Comparison of Single‐Coil Versus Dual‐Coil Implantable Cardioverter Defibrillator Devices: A Systematic Review and Meta‐Analysis of Efficacy and Extraction‐Related Outcomes
Background Implantable cardioverter defibrillators (ICD) are battery‐operated devices used to manage irregular heart rhythms and deliver therapeutic shocks to the heart. This updated systematic review and meta‐analysis compares the efficacy and extraction‐related outcomes of single‐coil versus dual‐coil ICDs in view of conflicting data. Methods Several databases, including PubMed, Cochrane Library, and Google Scholar, were comprehensively explored dating from inception to April 1, 2024. Data were compared using odds ratio (OR), hazard ratio (HR), and mean differences (MD). A value of p < 0.05 indicated statistical significance. Results Ultimately, 28 studies were included in this quantitative synthesis. Defibrillation threshold (DFT) indicated statistical superiority in the dual‐coil cohort (MD: 0.58; 95% confidence interval [CI]: 0.07–1.09; p = 0.03). In addition, all‐cause mortality was significantly elevated in the dual‐coil cohort (HR: 0.91; 95% CI: 0.87–0.97; p = 0.001). Furthermore, implant time was significantly lower in the single‐coil group (MD: −7.44; 95% CI: −13.44 to −1.43; p = 0.02). Other outcomes, including first shock efficacy, cardiac mortality, post‐extraction major complications, post‐extraction procedural success, and post‐extraction mortality, did not demonstrate any significant statistical differences.

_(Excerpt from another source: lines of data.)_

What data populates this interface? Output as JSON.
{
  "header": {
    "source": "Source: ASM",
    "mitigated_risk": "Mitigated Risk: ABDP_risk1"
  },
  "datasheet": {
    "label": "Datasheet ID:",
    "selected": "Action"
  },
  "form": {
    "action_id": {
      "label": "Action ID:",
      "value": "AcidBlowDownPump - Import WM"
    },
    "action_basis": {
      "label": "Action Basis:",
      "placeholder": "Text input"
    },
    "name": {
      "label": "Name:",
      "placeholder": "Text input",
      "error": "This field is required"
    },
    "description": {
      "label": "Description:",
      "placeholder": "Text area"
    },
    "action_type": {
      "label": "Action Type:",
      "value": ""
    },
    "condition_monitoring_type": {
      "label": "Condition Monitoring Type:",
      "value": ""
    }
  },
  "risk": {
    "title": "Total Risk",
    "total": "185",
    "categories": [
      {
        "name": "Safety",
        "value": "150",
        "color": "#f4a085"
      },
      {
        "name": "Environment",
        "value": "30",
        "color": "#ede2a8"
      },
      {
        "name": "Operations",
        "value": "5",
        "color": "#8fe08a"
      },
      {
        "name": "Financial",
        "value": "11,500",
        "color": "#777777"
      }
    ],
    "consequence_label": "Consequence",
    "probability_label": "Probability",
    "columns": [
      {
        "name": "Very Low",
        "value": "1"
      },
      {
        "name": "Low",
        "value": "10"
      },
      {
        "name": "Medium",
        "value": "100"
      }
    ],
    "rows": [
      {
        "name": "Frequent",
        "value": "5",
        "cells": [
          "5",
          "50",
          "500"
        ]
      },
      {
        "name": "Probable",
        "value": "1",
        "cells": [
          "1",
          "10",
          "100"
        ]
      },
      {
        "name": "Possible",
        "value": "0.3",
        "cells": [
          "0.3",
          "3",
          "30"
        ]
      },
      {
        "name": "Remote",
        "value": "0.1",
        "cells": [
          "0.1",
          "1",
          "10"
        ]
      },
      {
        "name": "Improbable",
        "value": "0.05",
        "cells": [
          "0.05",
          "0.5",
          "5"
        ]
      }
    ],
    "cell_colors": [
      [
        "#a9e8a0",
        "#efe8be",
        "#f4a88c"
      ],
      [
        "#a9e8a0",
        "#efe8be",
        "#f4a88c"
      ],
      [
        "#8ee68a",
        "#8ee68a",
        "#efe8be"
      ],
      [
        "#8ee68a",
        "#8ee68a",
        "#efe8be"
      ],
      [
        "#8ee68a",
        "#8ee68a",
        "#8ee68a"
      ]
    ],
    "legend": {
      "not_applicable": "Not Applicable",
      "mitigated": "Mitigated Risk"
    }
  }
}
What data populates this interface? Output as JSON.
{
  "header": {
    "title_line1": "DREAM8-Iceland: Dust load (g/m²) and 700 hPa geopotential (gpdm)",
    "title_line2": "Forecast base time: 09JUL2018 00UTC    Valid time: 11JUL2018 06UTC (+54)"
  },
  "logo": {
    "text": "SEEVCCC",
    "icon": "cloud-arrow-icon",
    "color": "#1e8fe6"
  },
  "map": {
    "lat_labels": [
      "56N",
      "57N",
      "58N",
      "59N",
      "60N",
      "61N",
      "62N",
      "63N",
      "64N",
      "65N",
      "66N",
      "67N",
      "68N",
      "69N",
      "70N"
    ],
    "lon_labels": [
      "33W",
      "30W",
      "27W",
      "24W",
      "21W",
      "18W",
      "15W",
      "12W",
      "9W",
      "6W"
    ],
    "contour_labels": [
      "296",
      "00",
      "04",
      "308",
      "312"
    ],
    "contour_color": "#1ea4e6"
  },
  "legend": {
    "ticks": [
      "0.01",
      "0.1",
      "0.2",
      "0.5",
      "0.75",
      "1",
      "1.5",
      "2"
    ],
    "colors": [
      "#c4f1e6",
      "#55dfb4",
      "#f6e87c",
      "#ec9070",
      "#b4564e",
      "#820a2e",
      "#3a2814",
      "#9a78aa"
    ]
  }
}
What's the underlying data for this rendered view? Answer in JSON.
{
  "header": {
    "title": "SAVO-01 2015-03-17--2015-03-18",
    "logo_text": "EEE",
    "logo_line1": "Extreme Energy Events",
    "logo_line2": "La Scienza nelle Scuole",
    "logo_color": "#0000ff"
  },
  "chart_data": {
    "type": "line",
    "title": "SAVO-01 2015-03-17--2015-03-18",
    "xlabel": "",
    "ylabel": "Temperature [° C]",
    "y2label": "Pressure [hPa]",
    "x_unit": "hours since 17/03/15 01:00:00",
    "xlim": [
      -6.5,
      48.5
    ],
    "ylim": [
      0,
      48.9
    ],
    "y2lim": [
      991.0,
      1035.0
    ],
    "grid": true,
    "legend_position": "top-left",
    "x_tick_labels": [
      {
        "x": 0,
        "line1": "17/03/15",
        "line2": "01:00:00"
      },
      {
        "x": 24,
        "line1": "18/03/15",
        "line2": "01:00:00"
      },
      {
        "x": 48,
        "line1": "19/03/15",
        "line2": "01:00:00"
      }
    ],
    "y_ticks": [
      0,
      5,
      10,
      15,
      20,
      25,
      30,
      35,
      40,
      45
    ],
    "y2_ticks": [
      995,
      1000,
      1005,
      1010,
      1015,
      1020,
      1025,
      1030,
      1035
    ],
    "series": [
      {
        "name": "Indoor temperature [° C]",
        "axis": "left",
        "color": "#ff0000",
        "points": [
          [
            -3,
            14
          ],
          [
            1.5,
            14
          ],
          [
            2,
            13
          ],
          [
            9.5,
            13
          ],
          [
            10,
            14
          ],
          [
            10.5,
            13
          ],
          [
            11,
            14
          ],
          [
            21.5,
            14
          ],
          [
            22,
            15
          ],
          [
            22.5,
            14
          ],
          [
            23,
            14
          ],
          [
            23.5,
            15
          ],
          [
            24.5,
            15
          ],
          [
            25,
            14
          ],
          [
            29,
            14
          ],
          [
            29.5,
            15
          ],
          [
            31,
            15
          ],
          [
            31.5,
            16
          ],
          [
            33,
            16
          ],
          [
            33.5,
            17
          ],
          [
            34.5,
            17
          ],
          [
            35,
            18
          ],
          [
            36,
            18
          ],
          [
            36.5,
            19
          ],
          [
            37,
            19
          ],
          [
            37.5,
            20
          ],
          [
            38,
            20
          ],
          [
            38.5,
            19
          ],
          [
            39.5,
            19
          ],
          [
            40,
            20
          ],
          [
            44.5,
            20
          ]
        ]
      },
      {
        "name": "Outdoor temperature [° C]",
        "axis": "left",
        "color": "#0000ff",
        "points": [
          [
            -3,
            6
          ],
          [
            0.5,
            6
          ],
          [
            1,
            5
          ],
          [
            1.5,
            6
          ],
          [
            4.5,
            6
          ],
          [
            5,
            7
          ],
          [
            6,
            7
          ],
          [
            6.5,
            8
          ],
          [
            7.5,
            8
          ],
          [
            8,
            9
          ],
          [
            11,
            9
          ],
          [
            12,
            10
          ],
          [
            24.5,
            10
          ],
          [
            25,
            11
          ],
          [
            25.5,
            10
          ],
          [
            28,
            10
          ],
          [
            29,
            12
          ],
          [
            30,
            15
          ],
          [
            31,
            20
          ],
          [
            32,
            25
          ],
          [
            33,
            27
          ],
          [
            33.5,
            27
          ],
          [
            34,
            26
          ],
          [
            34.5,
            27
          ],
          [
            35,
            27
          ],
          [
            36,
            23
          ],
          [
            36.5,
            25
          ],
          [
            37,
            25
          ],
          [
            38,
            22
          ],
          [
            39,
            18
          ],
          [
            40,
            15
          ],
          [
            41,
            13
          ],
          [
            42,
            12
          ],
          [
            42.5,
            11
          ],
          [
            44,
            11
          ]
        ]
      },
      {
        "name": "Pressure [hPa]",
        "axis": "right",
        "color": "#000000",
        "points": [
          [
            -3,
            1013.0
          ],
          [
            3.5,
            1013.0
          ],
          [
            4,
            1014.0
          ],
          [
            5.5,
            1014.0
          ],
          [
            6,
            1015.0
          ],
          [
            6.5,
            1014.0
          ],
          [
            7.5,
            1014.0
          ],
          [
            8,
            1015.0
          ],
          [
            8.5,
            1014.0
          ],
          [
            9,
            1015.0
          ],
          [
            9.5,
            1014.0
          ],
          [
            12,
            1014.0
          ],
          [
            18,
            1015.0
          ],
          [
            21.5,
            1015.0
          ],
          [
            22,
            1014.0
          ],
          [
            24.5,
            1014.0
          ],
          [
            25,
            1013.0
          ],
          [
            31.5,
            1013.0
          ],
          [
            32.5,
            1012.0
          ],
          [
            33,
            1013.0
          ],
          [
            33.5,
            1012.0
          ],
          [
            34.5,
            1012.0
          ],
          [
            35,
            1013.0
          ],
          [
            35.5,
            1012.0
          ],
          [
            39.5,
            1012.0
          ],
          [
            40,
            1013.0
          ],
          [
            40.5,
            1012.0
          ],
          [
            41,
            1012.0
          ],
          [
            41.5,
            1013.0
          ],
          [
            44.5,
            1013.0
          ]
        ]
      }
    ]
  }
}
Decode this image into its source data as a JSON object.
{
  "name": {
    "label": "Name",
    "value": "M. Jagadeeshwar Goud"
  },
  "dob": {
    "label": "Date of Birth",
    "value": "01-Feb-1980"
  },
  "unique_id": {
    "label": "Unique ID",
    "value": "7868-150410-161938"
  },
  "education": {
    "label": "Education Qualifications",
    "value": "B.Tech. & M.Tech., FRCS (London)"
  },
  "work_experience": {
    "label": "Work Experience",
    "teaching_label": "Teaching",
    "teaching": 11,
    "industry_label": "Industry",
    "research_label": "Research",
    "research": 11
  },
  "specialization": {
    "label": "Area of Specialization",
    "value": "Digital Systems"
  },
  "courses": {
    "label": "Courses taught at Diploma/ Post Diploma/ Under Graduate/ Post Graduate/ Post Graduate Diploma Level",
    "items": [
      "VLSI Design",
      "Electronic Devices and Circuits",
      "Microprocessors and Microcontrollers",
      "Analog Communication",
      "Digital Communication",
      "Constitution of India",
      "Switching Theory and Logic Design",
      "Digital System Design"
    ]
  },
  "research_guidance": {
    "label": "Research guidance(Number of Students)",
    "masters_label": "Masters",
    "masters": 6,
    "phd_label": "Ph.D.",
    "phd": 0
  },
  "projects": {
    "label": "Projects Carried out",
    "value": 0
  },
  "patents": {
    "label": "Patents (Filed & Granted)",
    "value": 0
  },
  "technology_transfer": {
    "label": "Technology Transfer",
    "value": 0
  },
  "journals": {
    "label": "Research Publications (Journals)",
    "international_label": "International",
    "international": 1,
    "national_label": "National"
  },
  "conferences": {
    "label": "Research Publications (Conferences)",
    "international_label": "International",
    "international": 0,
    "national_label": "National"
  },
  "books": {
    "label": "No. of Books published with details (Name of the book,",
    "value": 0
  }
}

Conclusion In conclusion, despite the desirable safety profile of single‐coil ICDs, the use of dual‐coil ICDs continues to hold merit due to their superior efficacy and advanced sensing capabilities, especially in complex cases. In addition, the perceived risk of a greater adverse profile in dual‐coil lead extraction can be refuted by preliminary aggregate results generated within this meta‐analysis. However, further robust studies are warranted before arriving at a valid conclusion. A comprehensive meta‐analysis of 28 studies identified the superiority of dual‐coil devices in terms of defibrillation threshold. In contrast, the single‐coil devices exhibited a decreased rate of mortality, in addition to a lower implant time. In conclusion, despite the desirable safety profile of single‐coil ICDs, the use of dual‐coil ICDs continues to hold merit due to their superior efficacy and advanced sensing capabilities, especially in complex cases. Further robust studies are warranted before arriving at a valid conclusion.